Troilus and Cressida is one of Shakespeare’s later plays, written shortly after Hamlet (1600–1601), but before the other great tragedies. Composed around 1602, it was probably performed in the winter of 1602–1603, but no record of the performance survives, and the play itself was not published in a collection for another six years. For these reasons, several critics have suggested that it was performed only once, or perhaps not at all. Scholars have also speculated that some of the characters in the Greek and Trojan armies may have been thinly disguised caricatures of contemporaries, either other playwrights or members of King James’s court. If so, and if these caricatures caused sufficient offense, they may have resulted in the play getting a severely limited stage run.
    
The genre classification of Troilus and Cressida has been in dispute from the beginning. In the Quarto edition of 1609, it was labeled a history. However, in the First Folio edition of 1623, the title specifically refers to the play as a tragedy. To add further complication, the early Quarto edition featured an anonymously authored preface that repeatedly describes the play as a comedy. Although “comedy” could simply mean “play,” the author clearly implies that this work is comical in the more modern sense. In truth, the play doesn’t fit comfortably in any of these categories. The subject matter isn’t strictly historical, since it deals with a legendary war. Cressida’s betrayal of Troilus is tragic, but not in the traditional sense that would require both to die at the end. And though there are indeed humorous moments in the play, Hector’s onstage murder breaks the usual rule that forbids the death of any key characters. Today, the conventional solution is to group Troilus and Cressida with the so-called “problem comedies,” which include Measure for Measure and All’s Well That Ends Well. All three share a dark, bitter wit and a pessimistic view of human relations that contrast sharply with earlier, sunnier comedies like Twelfth Night and As You Like It.

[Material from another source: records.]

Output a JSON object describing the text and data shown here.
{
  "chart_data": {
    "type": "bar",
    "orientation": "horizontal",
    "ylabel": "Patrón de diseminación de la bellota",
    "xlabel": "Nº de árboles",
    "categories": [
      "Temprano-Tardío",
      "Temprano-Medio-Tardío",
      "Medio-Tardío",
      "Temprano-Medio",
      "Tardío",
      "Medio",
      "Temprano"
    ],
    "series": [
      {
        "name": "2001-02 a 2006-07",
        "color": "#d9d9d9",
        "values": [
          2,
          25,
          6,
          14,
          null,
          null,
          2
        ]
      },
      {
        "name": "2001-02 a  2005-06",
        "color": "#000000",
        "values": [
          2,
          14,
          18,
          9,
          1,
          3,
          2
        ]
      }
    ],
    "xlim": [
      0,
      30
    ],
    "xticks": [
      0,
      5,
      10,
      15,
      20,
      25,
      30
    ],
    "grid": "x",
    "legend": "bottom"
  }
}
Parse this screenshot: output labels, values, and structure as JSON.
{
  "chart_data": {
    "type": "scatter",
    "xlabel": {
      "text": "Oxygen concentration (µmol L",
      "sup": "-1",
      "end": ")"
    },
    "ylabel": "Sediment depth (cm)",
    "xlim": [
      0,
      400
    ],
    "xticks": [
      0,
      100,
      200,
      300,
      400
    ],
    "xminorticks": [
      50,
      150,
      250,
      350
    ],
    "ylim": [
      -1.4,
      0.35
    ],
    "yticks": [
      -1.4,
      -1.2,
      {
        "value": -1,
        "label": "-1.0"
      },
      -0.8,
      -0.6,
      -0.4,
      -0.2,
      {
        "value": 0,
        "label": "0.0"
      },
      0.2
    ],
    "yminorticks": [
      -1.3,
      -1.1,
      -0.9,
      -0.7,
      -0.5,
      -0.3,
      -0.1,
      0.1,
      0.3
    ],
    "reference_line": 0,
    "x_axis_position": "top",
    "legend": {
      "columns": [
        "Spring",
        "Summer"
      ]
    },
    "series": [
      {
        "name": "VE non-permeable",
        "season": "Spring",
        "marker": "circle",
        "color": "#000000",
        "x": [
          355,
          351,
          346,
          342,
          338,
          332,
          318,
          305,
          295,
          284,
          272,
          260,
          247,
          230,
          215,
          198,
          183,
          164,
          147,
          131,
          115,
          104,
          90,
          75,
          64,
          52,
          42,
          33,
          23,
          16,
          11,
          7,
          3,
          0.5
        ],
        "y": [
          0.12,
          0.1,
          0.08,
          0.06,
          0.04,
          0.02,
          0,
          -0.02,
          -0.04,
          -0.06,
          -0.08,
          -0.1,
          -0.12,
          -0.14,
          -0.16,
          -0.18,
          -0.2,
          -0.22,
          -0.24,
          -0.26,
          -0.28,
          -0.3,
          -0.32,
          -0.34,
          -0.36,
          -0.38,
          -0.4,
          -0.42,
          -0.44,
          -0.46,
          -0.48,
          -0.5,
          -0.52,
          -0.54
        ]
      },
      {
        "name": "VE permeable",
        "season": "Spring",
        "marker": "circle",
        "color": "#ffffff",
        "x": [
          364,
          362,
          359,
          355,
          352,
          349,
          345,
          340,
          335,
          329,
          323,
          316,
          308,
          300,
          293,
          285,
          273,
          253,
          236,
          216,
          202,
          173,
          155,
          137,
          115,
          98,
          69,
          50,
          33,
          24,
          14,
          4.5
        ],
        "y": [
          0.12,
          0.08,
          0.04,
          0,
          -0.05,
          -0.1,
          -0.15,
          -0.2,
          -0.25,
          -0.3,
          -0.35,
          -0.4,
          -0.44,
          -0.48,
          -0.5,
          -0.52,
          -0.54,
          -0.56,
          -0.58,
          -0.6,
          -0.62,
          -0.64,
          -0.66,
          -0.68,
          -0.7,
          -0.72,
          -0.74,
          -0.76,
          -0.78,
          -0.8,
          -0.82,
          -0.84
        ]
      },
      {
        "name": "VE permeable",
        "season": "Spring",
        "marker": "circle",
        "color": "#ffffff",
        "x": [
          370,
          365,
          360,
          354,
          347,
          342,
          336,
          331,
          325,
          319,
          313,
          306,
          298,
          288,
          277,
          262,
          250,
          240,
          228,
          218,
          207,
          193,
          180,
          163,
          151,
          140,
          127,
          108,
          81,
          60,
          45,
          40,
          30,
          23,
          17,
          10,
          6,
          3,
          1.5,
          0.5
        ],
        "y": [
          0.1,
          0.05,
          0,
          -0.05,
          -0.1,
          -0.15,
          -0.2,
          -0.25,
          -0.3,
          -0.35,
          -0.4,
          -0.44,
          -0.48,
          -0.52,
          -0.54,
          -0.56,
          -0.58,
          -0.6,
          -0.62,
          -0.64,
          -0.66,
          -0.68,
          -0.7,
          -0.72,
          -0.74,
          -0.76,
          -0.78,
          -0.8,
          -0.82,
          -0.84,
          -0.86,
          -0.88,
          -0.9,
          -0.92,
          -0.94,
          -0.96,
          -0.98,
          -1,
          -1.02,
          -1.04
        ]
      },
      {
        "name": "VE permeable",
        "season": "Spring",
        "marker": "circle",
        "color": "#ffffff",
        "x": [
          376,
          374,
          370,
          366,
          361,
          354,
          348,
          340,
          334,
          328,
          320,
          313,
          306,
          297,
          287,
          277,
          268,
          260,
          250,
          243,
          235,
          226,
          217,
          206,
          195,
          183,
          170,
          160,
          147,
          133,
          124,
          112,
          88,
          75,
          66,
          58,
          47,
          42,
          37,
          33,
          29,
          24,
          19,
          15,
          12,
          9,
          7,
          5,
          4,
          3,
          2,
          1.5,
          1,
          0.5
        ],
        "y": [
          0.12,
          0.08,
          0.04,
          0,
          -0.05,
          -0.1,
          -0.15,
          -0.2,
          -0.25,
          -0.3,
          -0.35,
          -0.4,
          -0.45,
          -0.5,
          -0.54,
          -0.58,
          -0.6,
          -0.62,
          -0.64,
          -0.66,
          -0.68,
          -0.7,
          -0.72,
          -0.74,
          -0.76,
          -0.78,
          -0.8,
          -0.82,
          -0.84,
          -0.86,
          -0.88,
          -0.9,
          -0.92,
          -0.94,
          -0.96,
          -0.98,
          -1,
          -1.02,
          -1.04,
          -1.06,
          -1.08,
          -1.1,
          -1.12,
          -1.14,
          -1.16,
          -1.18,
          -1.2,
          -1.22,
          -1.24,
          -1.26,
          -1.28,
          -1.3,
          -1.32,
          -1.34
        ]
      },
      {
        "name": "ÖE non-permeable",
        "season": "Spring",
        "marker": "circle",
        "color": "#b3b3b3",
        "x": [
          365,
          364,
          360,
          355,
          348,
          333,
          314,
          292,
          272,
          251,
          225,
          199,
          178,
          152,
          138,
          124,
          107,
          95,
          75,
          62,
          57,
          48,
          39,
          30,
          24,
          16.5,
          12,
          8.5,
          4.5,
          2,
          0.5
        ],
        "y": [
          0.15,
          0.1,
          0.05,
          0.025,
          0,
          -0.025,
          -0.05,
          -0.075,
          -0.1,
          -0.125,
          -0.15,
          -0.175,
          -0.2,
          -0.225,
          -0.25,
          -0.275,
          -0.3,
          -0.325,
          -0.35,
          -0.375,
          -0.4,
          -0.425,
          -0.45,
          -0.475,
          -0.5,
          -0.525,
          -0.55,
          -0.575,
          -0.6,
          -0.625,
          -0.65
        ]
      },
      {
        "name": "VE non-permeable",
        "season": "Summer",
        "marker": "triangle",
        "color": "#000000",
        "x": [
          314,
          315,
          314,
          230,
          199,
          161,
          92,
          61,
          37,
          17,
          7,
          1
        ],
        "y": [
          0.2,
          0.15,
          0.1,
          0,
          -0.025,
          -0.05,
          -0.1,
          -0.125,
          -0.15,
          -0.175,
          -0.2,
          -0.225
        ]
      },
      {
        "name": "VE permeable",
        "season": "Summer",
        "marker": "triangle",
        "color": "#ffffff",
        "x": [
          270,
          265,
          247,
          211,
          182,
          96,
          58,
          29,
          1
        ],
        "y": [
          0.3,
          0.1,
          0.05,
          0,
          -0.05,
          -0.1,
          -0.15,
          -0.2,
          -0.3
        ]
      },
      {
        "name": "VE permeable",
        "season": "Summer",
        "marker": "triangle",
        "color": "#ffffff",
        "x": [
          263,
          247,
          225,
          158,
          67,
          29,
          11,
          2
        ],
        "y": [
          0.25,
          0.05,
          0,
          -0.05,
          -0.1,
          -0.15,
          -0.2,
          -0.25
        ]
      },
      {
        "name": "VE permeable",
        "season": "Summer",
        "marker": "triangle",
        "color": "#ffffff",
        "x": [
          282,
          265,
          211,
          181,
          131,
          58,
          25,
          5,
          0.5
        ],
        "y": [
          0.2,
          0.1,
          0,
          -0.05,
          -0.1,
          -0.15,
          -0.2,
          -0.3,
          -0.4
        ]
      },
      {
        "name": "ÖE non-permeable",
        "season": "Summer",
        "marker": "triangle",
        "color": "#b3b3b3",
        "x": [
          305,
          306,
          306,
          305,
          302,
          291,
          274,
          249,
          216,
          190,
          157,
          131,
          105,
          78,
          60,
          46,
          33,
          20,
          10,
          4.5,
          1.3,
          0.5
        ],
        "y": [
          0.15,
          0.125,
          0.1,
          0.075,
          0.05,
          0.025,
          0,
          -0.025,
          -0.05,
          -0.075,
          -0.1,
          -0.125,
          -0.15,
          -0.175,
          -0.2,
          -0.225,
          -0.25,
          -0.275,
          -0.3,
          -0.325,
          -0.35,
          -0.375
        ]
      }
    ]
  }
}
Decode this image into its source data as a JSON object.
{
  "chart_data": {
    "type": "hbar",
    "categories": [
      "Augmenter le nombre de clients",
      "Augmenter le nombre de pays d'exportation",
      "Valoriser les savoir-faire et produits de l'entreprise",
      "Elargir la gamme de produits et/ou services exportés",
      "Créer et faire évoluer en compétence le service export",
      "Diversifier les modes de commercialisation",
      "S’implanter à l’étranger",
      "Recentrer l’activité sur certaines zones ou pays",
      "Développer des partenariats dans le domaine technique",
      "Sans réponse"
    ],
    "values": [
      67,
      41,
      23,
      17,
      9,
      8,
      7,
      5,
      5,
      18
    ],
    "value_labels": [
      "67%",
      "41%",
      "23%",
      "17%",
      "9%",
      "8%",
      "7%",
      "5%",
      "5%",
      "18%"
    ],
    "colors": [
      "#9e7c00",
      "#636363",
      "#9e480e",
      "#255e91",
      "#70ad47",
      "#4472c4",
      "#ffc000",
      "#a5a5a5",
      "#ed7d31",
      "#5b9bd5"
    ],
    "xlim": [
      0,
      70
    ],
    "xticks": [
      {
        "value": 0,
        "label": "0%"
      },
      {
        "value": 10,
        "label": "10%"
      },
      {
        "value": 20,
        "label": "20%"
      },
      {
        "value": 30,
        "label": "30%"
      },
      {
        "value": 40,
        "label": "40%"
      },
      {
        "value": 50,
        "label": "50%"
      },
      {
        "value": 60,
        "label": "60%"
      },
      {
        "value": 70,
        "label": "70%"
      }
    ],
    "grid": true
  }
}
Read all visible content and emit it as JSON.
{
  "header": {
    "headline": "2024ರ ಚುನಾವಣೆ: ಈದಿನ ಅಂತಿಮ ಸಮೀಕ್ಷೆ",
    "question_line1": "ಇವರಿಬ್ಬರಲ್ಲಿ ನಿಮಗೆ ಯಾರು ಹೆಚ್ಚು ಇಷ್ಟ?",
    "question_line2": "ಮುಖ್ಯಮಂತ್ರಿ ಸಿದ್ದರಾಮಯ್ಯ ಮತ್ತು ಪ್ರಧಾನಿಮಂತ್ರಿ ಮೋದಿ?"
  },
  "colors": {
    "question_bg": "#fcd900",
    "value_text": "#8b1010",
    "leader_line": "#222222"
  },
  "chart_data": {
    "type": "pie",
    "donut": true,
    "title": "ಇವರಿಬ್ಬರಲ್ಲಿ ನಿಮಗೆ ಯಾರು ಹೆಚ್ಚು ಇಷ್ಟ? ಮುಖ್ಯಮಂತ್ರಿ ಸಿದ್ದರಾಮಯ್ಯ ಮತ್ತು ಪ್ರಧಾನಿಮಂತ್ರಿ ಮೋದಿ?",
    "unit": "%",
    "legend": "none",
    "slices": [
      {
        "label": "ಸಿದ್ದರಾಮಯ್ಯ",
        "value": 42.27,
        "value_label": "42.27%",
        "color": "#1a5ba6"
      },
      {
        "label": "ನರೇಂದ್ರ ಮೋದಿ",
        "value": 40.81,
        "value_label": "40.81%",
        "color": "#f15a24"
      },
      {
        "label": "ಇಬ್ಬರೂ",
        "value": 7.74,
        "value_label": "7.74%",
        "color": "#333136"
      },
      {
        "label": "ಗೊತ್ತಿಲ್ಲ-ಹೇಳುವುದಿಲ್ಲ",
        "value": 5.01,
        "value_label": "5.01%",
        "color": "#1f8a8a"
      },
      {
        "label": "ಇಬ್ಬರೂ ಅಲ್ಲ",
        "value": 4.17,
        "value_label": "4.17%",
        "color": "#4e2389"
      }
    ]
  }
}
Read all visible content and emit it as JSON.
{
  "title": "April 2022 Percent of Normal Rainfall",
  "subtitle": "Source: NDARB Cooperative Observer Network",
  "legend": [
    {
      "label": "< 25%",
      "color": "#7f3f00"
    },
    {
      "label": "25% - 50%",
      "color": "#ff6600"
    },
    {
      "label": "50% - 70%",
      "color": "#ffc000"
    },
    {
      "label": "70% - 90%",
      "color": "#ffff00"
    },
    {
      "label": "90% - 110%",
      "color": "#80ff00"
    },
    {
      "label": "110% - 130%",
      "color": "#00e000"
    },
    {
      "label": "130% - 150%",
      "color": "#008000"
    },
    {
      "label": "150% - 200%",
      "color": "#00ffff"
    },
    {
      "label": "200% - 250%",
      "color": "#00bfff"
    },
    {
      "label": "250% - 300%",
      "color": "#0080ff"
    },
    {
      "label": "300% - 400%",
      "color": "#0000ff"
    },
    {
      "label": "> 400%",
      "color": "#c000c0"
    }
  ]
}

Sources for the play include classical mythology and Homer’s Iliad, which contains the Achilles–Hector story arc. The romance of Troilus and Cressida is derived from pseudo-Homeric medieval sources, and from Geoffrey Chaucer’s great fourteenth-century epic, Troilus and Criseyde. True to form, Shakespeare used only the bare bones of these stories for his play, and he emphasized the Elizabethan idea of Cressida’s falseness over Chaucer’s more sympathetic interpretation. In reading Troilus and Cressida, it is important to remember the popularity of all these stories in Shakespeare’s time. For the audience, the story of Troy was well known, and the events of the play, including the denouement, would have been expected from the beginning: Cressida’s treachery and Hector’s death would have been as predictable as the sinking of the Titanic is for moviegoers today.